We define a local trivialization of $\pi$ with fiber $\mathbb{R}^k$ to be a pair $(U,\phi)$ where $U\subset B$ is open and $\phi : \pi^{-1}(U) \xrightarrow{\approx} U\times \mathbb{R}^k$ is a diffeomorphism such that $\phi(y) \in \{\pi(y)\} \times \mathbb{R}^k \;\forall y\in \pi^{-1}(U)$.

We define an atlas of trivializations to be a collection $\{(U_\alpha,\phi_\alpha)\}_\alpha$ where each $(U_\alpha,\phi_\alpha)$ is a local trivialization and the $U_\alpha$'s cover $B$.

We say an atlas of trivializations is linearly compatible if for every indices $\alpha,\beta$, for every $p \in U_\alpha \cap U_\beta$, the map $\mathbb{R}^k \rightarrow \{p\} \times \mathbb{R}^k : v \mapsto \phi_\alpha(\phi_\beta^{-1}(p,v))$ followed by $\{p\} \times \mathbb{R}^k \rightarrow \mathbb{R}^k : (p,w) \mapsto w$ is $\mathbb{R}$-linear.
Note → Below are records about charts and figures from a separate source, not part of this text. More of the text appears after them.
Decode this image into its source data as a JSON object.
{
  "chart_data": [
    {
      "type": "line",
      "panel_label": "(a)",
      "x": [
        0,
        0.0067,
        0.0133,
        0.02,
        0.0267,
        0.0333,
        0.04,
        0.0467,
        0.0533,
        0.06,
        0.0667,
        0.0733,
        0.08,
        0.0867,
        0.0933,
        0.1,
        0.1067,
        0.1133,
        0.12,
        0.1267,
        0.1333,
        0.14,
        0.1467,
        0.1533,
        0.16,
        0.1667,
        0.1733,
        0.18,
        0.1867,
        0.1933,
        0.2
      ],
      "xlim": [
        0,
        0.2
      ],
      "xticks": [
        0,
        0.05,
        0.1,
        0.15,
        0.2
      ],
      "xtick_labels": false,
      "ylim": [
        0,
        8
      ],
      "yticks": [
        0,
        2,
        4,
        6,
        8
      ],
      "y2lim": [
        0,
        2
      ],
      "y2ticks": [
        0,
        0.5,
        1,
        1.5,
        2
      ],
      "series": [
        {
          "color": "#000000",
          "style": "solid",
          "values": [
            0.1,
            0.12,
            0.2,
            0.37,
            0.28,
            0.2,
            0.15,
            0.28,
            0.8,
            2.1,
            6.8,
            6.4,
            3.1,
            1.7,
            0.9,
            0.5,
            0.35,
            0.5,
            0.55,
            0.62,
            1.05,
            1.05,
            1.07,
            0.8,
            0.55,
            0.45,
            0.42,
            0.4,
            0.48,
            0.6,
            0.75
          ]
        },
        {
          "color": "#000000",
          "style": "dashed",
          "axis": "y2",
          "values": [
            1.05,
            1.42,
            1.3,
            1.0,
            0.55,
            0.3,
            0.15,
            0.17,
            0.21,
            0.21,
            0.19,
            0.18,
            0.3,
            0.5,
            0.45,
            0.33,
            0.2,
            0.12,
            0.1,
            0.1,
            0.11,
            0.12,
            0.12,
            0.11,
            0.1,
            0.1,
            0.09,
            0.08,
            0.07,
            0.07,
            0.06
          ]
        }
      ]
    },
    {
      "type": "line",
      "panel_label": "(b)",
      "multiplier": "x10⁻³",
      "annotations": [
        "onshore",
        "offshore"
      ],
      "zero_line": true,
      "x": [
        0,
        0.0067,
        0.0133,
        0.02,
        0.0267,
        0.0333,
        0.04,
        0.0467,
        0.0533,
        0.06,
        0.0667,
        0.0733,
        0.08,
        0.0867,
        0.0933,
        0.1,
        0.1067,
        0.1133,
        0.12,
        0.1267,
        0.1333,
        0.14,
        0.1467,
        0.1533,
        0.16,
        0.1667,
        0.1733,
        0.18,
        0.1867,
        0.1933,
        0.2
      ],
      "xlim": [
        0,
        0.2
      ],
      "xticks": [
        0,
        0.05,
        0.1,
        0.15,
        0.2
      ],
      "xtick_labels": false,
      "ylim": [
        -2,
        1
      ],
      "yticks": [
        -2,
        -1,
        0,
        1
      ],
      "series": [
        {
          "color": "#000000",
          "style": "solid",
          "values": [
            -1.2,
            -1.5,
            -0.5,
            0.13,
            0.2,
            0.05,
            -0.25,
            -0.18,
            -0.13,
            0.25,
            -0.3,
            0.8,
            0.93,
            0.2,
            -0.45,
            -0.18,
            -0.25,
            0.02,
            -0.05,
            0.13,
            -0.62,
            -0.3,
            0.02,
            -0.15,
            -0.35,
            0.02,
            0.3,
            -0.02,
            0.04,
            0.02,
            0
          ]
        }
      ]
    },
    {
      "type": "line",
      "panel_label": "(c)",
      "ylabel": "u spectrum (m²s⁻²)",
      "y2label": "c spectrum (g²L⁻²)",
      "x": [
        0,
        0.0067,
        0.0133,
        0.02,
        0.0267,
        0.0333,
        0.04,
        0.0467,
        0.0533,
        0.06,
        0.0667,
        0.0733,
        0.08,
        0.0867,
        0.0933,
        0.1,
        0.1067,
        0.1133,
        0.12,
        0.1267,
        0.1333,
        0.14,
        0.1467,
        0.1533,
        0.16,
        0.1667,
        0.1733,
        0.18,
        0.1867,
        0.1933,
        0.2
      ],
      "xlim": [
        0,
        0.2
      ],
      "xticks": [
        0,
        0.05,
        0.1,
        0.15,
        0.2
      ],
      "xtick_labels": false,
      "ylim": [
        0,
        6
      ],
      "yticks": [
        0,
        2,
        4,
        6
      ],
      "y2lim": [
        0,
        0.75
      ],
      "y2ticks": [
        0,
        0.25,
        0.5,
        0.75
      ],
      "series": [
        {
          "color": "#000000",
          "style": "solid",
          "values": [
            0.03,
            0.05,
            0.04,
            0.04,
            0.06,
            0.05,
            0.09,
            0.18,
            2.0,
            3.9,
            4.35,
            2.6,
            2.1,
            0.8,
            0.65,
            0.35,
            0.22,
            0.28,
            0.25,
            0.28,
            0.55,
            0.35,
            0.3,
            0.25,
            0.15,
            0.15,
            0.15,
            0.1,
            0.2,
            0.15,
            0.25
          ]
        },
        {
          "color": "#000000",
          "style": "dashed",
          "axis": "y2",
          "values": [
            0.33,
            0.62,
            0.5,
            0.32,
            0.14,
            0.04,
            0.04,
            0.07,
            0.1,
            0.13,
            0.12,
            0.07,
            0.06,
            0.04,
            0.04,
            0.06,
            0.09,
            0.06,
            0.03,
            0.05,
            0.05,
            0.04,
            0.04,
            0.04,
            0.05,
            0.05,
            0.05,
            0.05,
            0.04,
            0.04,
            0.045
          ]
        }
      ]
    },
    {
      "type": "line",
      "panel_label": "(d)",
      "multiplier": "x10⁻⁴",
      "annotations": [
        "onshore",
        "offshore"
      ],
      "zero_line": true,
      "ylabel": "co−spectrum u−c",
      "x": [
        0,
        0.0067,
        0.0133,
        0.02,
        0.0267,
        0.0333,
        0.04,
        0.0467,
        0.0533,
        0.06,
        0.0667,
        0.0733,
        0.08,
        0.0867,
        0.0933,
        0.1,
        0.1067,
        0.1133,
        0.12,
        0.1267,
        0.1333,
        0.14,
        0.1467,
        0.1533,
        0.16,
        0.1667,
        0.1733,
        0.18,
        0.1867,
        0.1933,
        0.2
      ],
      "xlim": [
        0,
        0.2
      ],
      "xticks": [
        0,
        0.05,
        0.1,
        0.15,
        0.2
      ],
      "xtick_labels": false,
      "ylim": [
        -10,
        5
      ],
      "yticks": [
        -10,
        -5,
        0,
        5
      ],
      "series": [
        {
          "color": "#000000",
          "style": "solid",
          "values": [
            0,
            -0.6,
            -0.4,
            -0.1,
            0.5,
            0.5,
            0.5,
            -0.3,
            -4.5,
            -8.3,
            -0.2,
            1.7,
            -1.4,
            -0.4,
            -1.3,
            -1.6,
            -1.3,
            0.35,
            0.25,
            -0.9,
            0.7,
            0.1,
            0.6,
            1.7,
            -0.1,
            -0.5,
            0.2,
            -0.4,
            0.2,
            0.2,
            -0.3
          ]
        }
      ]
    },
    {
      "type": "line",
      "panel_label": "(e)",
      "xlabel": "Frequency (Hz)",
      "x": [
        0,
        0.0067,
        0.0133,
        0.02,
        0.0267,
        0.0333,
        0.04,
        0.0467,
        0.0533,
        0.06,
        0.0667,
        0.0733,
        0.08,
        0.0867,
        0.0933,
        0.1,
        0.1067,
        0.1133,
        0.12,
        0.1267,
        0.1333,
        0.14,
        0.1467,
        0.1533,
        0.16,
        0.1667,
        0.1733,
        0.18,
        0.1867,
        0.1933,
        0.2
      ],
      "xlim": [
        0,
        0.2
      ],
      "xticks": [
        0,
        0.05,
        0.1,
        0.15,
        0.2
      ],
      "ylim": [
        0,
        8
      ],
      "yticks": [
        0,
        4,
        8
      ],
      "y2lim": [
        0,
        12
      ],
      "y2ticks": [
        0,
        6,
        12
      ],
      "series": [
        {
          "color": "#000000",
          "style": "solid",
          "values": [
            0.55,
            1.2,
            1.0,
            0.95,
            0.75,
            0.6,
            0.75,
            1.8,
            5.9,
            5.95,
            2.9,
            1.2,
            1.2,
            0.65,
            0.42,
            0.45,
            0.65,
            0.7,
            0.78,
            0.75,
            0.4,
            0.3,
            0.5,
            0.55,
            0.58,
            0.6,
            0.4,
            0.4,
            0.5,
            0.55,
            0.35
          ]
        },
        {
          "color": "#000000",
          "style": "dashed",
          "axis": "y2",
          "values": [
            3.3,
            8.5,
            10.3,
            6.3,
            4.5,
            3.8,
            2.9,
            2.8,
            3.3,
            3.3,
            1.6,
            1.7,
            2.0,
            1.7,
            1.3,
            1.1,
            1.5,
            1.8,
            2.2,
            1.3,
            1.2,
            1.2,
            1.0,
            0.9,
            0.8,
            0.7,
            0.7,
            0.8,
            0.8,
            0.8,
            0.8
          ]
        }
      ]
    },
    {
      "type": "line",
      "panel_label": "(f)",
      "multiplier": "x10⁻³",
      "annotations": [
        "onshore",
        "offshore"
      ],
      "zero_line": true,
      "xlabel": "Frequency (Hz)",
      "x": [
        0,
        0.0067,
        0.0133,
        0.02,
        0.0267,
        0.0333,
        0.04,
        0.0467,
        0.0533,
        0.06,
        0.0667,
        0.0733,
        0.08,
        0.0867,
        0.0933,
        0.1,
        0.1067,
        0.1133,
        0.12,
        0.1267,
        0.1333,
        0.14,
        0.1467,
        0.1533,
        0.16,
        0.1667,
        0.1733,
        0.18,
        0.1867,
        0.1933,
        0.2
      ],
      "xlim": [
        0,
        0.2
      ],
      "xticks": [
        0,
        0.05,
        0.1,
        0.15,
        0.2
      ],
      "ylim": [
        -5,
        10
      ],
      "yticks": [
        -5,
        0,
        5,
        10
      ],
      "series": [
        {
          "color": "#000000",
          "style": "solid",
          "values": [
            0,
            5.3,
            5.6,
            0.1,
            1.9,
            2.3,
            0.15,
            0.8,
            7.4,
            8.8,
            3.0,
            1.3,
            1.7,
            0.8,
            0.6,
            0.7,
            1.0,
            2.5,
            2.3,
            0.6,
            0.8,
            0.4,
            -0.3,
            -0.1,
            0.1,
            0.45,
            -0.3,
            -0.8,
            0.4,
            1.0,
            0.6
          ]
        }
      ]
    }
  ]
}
My question is, if $\pi$ admits an atlas of trivializations with fiber $\mathbb{R}^k$, then does it also admit a linearly compatible atlas?


Edit: as has been pointed out in the comments, this fails if we relax $E$ and $B$ to topological manifolds and "smooth"/"diffeo" to "continuous"/"homeo". I've now changed the question to focus on the smooth case.